Prof Ibrahim said society seemed to accept people dying prematurely in nursing homes, such as through falls.

"We believe they're old and have no benefit to society and that's just wrong."

Prof Ibrahim also criticised the lack of focus on residential aged care during the federal election campaign.

"The election is on Saturday and there's not been a word spoken," he said.

Labor this week pledged to ensure registered nurses and the appropriate mix of properly trained staff are at residential aged care facilities at all times.

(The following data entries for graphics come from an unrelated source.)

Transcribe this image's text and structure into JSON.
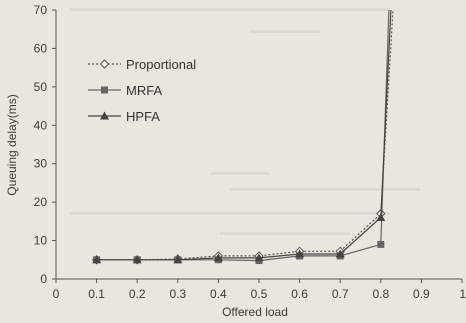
{
  "chart_data": {
    "type": "line",
    "xlabel": "Offered load",
    "ylabel": "Queuing delay(ms)",
    "xlim": [
      0,
      1
    ],
    "ylim": [
      0,
      70
    ],
    "x_ticks": [
      "0",
      "0.1",
      "0.2",
      "0.3",
      "0.4",
      "0.5",
      "0.6",
      "0.7",
      "0.8",
      "0.9",
      "1"
    ],
    "y_ticks": [
      "0",
      "10",
      "20",
      "30",
      "40",
      "50",
      "60",
      "70"
    ],
    "grid": false,
    "legend_position": "top-left",
    "series": [
      {
        "name": "Proportional",
        "style": "dotted",
        "marker": "diamond",
        "color": "#555555",
        "x": [
          0.1,
          0.2,
          0.3,
          0.4,
          0.5,
          0.6,
          0.7,
          0.8,
          0.83
        ],
        "y": [
          5.0,
          5.0,
          5.2,
          6.0,
          6.0,
          7.2,
          7.2,
          17.0,
          70
        ]
      },
      {
        "name": "MRFA",
        "style": "solid",
        "marker": "square",
        "color": "#666666",
        "x": [
          0.1,
          0.2,
          0.3,
          0.4,
          0.5,
          0.6,
          0.7,
          0.8,
          0.82
        ],
        "y": [
          5.0,
          5.0,
          5.0,
          5.0,
          4.8,
          6.0,
          6.0,
          9.0,
          70
        ]
      },
      {
        "name": "HPFA",
        "style": "solid",
        "marker": "triangle",
        "color": "#444444",
        "x": [
          0.1,
          0.2,
          0.3,
          0.4,
          0.5,
          0.6,
          0.7,
          0.8,
          0.825
        ],
        "y": [
          5.0,
          5.0,
          5.0,
          5.5,
          5.5,
          6.5,
          6.5,
          16.0,
          70
        ]
      }
    ]
  }
}
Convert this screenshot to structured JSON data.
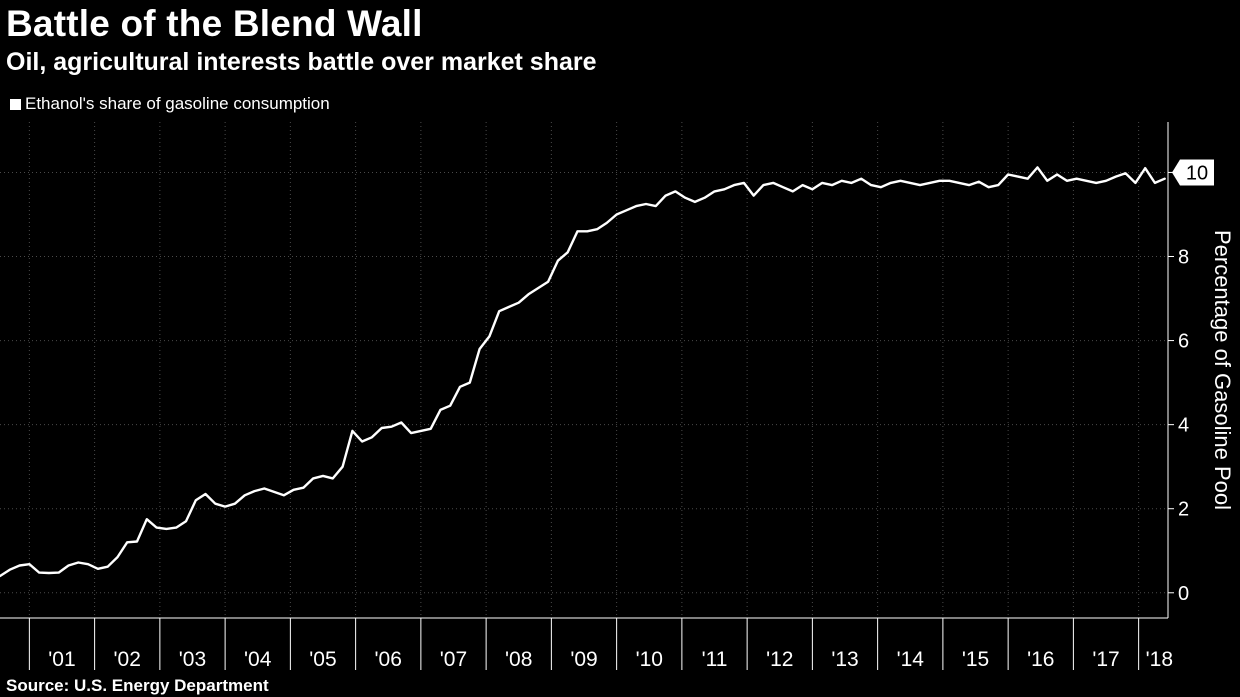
{
  "title": "Battle of the Blend Wall",
  "subtitle": "Oil, agricultural interests battle over market share",
  "source": "Source: U.S. Energy Department",
  "colors": {
    "background": "#000000",
    "line": "#ffffff",
    "grid": "#4a4a4a",
    "text": "#ffffff"
  },
  "chart_data": {
    "type": "line",
    "title": "Battle of the Blend Wall",
    "subtitle": "Oil, agricultural interests battle over market share",
    "ylabel": "Percentage of Gasoline Pool",
    "ylim": [
      -0.6,
      11.2
    ],
    "yticks": [
      0,
      2,
      4,
      6,
      8,
      10
    ],
    "ytick_labels": [
      "0",
      "2",
      "4",
      "6",
      "8",
      "10"
    ],
    "x_range": [
      2000.55,
      2018.45
    ],
    "xticks": [
      2001,
      2002,
      2003,
      2004,
      2005,
      2006,
      2007,
      2008,
      2009,
      2010,
      2011,
      2012,
      2013,
      2014,
      2015,
      2016,
      2017,
      2018
    ],
    "xtick_labels": [
      "'01",
      "'02",
      "'03",
      "'04",
      "'05",
      "'06",
      "'07",
      "'08",
      "'09",
      "'10",
      "'11",
      "'12",
      "'13",
      "'14",
      "'15",
      "'16",
      "'17",
      "'18"
    ],
    "last_value_label": "10",
    "grid": true,
    "legend": "top-left",
    "series": [
      {
        "name": "Ethanol's share of gasoline consumption",
        "x": [
          2000.55,
          2000.7,
          2000.85,
          2001.0,
          2001.15,
          2001.3,
          2001.45,
          2001.6,
          2001.75,
          2001.9,
          2002.05,
          2002.2,
          2002.35,
          2002.5,
          2002.65,
          2002.8,
          2002.95,
          2003.1,
          2003.25,
          2003.4,
          2003.55,
          2003.7,
          2003.85,
          2004.0,
          2004.15,
          2004.3,
          2004.45,
          2004.6,
          2004.75,
          2004.9,
          2005.05,
          2005.2,
          2005.35,
          2005.5,
          2005.65,
          2005.8,
          2005.95,
          2006.1,
          2006.25,
          2006.4,
          2006.55,
          2006.7,
          2006.85,
          2007.0,
          2007.15,
          2007.3,
          2007.45,
          2007.6,
          2007.75,
          2007.9,
          2008.05,
          2008.2,
          2008.35,
          2008.5,
          2008.65,
          2008.8,
          2008.95,
          2009.1,
          2009.25,
          2009.4,
          2009.55,
          2009.7,
          2009.85,
          2010.0,
          2010.15,
          2010.3,
          2010.45,
          2010.6,
          2010.75,
          2010.9,
          2011.05,
          2011.2,
          2011.35,
          2011.5,
          2011.65,
          2011.8,
          2011.95,
          2012.1,
          2012.25,
          2012.4,
          2012.55,
          2012.7,
          2012.85,
          2013.0,
          2013.15,
          2013.3,
          2013.45,
          2013.6,
          2013.75,
          2013.9,
          2014.05,
          2014.2,
          2014.35,
          2014.5,
          2014.65,
          2014.8,
          2014.95,
          2015.1,
          2015.25,
          2015.4,
          2015.55,
          2015.7,
          2015.85,
          2016.0,
          2016.15,
          2016.3,
          2016.45,
          2016.6,
          2016.75,
          2016.9,
          2017.05,
          2017.2,
          2017.35,
          2017.5,
          2017.65,
          2017.8,
          2017.95,
          2018.1,
          2018.25,
          2018.4
        ],
        "values": [
          0.4,
          0.55,
          0.65,
          0.68,
          0.48,
          0.47,
          0.48,
          0.65,
          0.72,
          0.68,
          0.57,
          0.62,
          0.85,
          1.2,
          1.22,
          1.75,
          1.55,
          1.52,
          1.55,
          1.7,
          2.2,
          2.35,
          2.12,
          2.05,
          2.12,
          2.32,
          2.42,
          2.48,
          2.4,
          2.32,
          2.45,
          2.5,
          2.72,
          2.78,
          2.72,
          3.0,
          3.85,
          3.6,
          3.7,
          3.92,
          3.95,
          4.05,
          3.8,
          3.85,
          3.9,
          4.35,
          4.45,
          4.9,
          5.0,
          5.8,
          6.1,
          6.7,
          6.8,
          6.9,
          7.1,
          7.25,
          7.4,
          7.9,
          8.1,
          8.6,
          8.6,
          8.65,
          8.8,
          9.0,
          9.1,
          9.2,
          9.25,
          9.2,
          9.45,
          9.55,
          9.4,
          9.3,
          9.4,
          9.55,
          9.6,
          9.7,
          9.75,
          9.45,
          9.7,
          9.75,
          9.65,
          9.55,
          9.7,
          9.6,
          9.75,
          9.7,
          9.8,
          9.75,
          9.85,
          9.7,
          9.65,
          9.75,
          9.8,
          9.75,
          9.7,
          9.75,
          9.8,
          9.8,
          9.75,
          9.7,
          9.78,
          9.65,
          9.7,
          9.95,
          9.9,
          9.85,
          10.12,
          9.8,
          9.95,
          9.8,
          9.85,
          9.8,
          9.75,
          9.8,
          9.9,
          9.98,
          9.75,
          10.1,
          9.75,
          9.85
        ]
      }
    ]
  }
}
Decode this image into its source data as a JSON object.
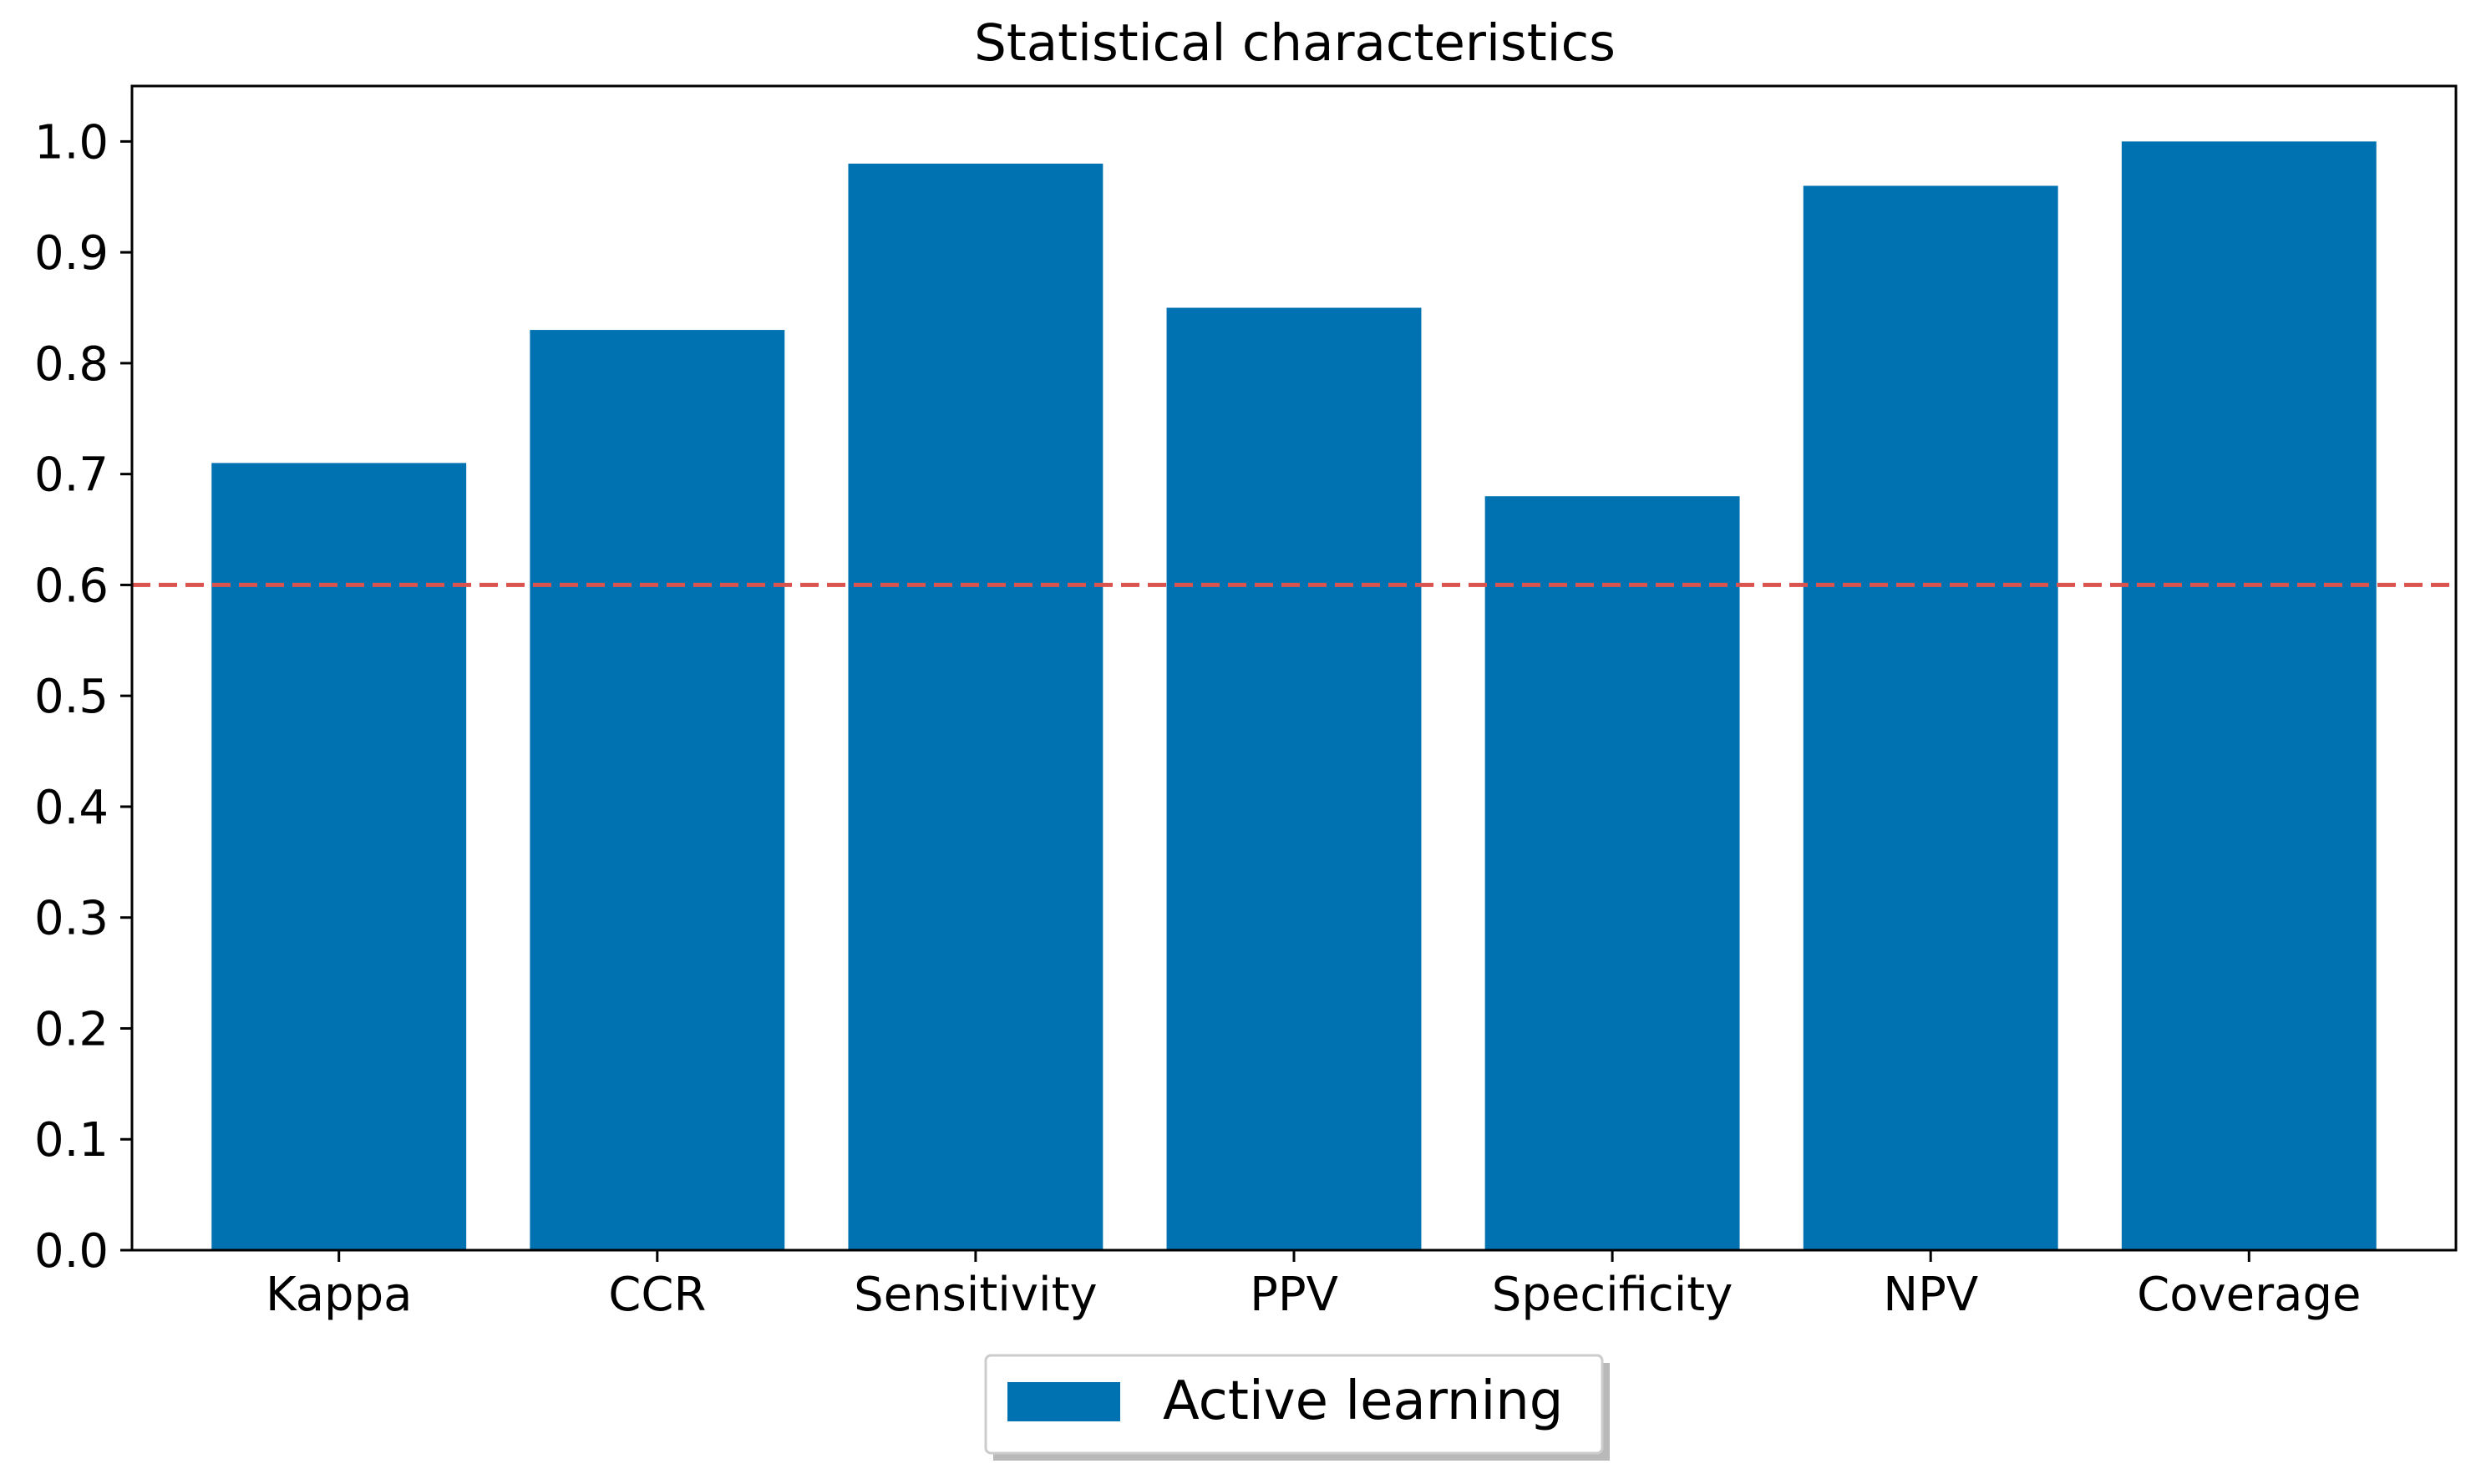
{
  "chart_data": {
    "type": "bar",
    "title": "Statistical characteristics",
    "xlabel": "",
    "ylabel": "",
    "categories": [
      "Kappa",
      "CCR",
      "Sensitivity",
      "PPV",
      "Specificity",
      "NPV",
      "Coverage"
    ],
    "series": [
      {
        "name": "Active learning",
        "values": [
          0.71,
          0.83,
          0.98,
          0.85,
          0.68,
          0.96,
          1.0
        ],
        "color": "#0072b2"
      }
    ],
    "ylim": [
      0,
      1.05
    ],
    "yticks": [
      "0.0",
      "0.1",
      "0.2",
      "0.3",
      "0.4",
      "0.5",
      "0.6",
      "0.7",
      "0.8",
      "0.9",
      "1.0"
    ],
    "reference_line": {
      "y": 0.6,
      "style": "dashed",
      "color": "#d9534f"
    },
    "grid": false,
    "legend": {
      "placement": "bottom-center",
      "shadow": true
    }
  }
}
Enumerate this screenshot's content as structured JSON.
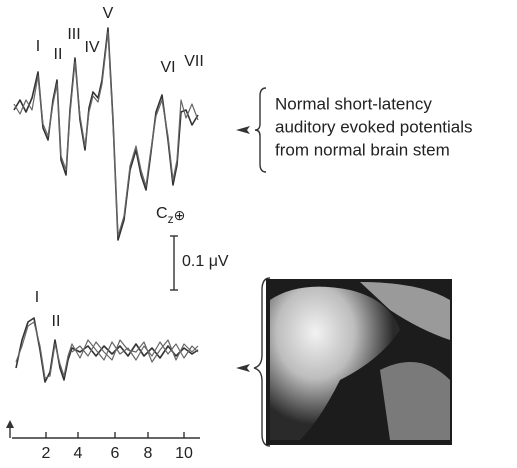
{
  "top_trace": {
    "peaks": [
      "I",
      "II",
      "III",
      "IV",
      "V",
      "VI",
      "VII"
    ],
    "electrode": {
      "base": "C",
      "subscript": "z",
      "symbol": "⊕"
    }
  },
  "caption": [
    "Normal short-latency",
    "auditory evoked potentials",
    "from normal brain stem"
  ],
  "scale_bar": "0.1 μV",
  "bottom_trace": {
    "peaks": [
      "I",
      "II"
    ]
  },
  "x_axis": {
    "ticks": [
      "2",
      "4",
      "6",
      "8",
      "10"
    ]
  }
}
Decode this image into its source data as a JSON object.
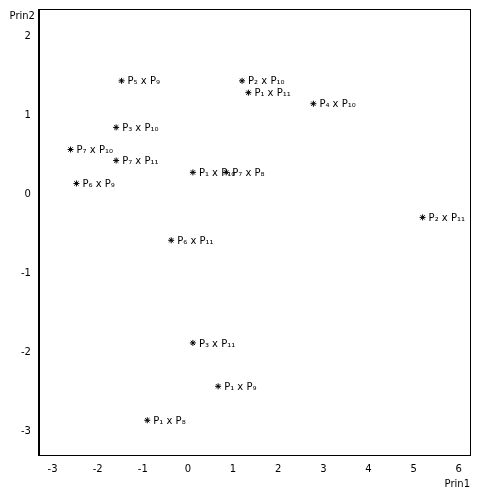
{
  "chart_data": {
    "type": "scatter",
    "xlabel": "Prin1",
    "ylabel": "Prin2",
    "xlim": [
      -3.3,
      6.25
    ],
    "ylim": [
      -3.3,
      2.35
    ],
    "xticks": [
      -3,
      -2,
      -1,
      0,
      1,
      2,
      3,
      4,
      5,
      6
    ],
    "yticks": [
      -3,
      -2,
      -1,
      0,
      1,
      2
    ],
    "grid": false,
    "marker": "star",
    "color": "#000000",
    "points": [
      {
        "label": "P₅ x P₉",
        "x": -1.47,
        "y": 1.44
      },
      {
        "label": "P₂ x P₁₀",
        "x": 1.2,
        "y": 1.44
      },
      {
        "label": "P₁ x P₁₁",
        "x": 1.34,
        "y": 1.29
      },
      {
        "label": "P₄ x P₁₀",
        "x": 2.78,
        "y": 1.15
      },
      {
        "label": "P₃ x P₁₀",
        "x": -1.59,
        "y": 0.85
      },
      {
        "label": "P₇ x P₁₀",
        "x": -2.6,
        "y": 0.57
      },
      {
        "label": "P₇ x P₁₁",
        "x": -1.59,
        "y": 0.43
      },
      {
        "label": "P₆ x P₉",
        "x": -2.47,
        "y": 0.14
      },
      {
        "label": "P₁ x P₁₀",
        "x": 0.11,
        "y": 0.28
      },
      {
        "label": "P₇ x P₈",
        "x": 0.85,
        "y": 0.28
      },
      {
        "label": "P₂ x P₁₁",
        "x": 5.2,
        "y": -0.29
      },
      {
        "label": "P₆ x P₁₁",
        "x": -0.37,
        "y": -0.58
      },
      {
        "label": "P₃ x P₁₁",
        "x": 0.11,
        "y": -1.88
      },
      {
        "label": "P₁ x P₉",
        "x": 0.67,
        "y": -2.43
      },
      {
        "label": "P₁ x P₈",
        "x": -0.9,
        "y": -2.86
      }
    ]
  }
}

The coalition has defended its investment in aged care while in government and has introduced new regulations for the industry from July.

The royal commission heard the new regulations on the use of physical restraints will mean residents in aged care facilities cannot be held in wings behind keypad-locked doors, unless specific conditions are met.

Health department assistant secretary Amy Laffan agreed it could mean a significant number of aged care providers have to put on more staff to care for residents.

The commission heard the department estimated the cost of having to allow people currently residing in wings behind keypad-locked doors to freely move around a facility at $30 million over 10 years, in terms of staffing, training and documentation.